Simultanously (as ever) Falling Man by John Dellio-for work related to some other 9/11 work I may teach next year, so far it isn't gripping me but the moments he captures are quite effective.
The Versuvius Club-Mark Gatiss, finally now getting to read his novels and I love it! Fabulous wit. I have such an intellectual crush on the man anyway so I'll spare you the gushing.
Maybe I'm on nobody's side
http://phdconfessions.blogspot.com/
I'm part of the way through A Singular Woman by Janny Scott. It's a biography of Obama's mother. I'm finding it to be fascinating. She had so many dimensions and lived an unusual life. She clearly had an extraordinary love for her children and was dedicated to them receiving the best possible education, but at the same time, she made choices, as a mother, that were (are) controversial. (Full disclosure: I'm "reading" this as an audiobook. I have a much longer commute now that we've moved and I get motion sickness when I try to read print. And YES, I'm a tad defensive because this is an ongoing argument in my family as to whether listening to an audiobook is really reading.)

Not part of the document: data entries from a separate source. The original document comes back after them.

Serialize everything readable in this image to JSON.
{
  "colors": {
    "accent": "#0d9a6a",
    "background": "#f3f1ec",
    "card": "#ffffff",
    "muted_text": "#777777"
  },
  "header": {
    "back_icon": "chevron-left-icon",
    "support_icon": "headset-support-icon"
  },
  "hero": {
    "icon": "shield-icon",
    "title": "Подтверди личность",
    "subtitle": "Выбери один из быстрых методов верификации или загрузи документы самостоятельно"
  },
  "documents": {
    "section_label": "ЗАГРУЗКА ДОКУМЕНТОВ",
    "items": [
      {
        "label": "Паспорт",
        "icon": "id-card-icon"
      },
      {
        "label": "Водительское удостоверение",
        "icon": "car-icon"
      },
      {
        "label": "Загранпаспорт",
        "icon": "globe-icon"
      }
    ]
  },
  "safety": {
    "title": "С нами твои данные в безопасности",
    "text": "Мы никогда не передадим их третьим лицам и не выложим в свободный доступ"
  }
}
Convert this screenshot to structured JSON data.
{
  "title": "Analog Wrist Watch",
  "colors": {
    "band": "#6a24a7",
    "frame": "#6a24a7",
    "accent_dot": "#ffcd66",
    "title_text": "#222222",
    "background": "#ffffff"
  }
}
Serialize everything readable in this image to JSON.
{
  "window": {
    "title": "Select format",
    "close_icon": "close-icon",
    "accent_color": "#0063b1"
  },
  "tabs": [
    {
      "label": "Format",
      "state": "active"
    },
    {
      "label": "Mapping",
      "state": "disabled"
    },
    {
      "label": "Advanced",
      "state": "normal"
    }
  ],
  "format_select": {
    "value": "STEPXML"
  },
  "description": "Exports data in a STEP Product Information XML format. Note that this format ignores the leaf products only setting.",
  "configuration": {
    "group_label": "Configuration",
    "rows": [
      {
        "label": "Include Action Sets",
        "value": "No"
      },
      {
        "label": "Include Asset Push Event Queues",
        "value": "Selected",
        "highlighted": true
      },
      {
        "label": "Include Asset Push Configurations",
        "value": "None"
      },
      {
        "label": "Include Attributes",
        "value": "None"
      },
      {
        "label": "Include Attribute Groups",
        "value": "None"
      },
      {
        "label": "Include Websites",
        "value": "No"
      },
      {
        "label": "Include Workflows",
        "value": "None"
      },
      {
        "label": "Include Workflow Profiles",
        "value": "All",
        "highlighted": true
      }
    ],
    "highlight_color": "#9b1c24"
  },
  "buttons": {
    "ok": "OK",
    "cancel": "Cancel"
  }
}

Sueleen Gay: "Here you go, Bitch, now go make some fukcing lemonade." 10/28/10
I'm reading "The Love Story Behind Gone with the Wind", about the relationship between Margaret Mitchell and John Marsh. Long (about 600 pages), but very readable and engrossing.
yoda, I was going to read "My Own Country" first but the evening I was told about these two books, standing in the SRO line for Book of Mormon, I didn't get a ticket and went over to see "The Normal Heart". I decided to read Cutting for Stone First after that. I didn't know there was a movie.
"Cutting for Stone" is good but pretty detailed. It is going to take me a while to get through it.
I am in the middle of A Storm of Swords by George R. R. Martin. In the past 7 weeks I have read A Game of Thrones and A Clash of Kings. I have book 4, A Feast for Crows on deck. I can't put them down! Book 5, A Dance of Dragons comes out in July. It takes him YEARS between books, so after that, I will be a sad little pup.
Pretty pretty please don't you ever ever feel like you're less than f**ckin' perfect!
"You travel alone because other people are only there to remind you how much that hook hurts that we all bit down on. Wait for that one day we can bite free and get back out there in space where we belong, sail back over water, over skies, into space, the hook finally out of our mouths and we wander back out there in space spawning to other planets never to return hurrah to earth and we'll look back and can't even see these lives here anymore. Only the taste of blood to remind us we ever existed. The earth is small. We're gone. We're dead. We're safe."
-John Guare, Landscape of the Body
I have been wanting to read 'Some Sing, Some Cry" but while I was moving, the stores seemed to run out of the hardback and the paperback doesn't come out until September.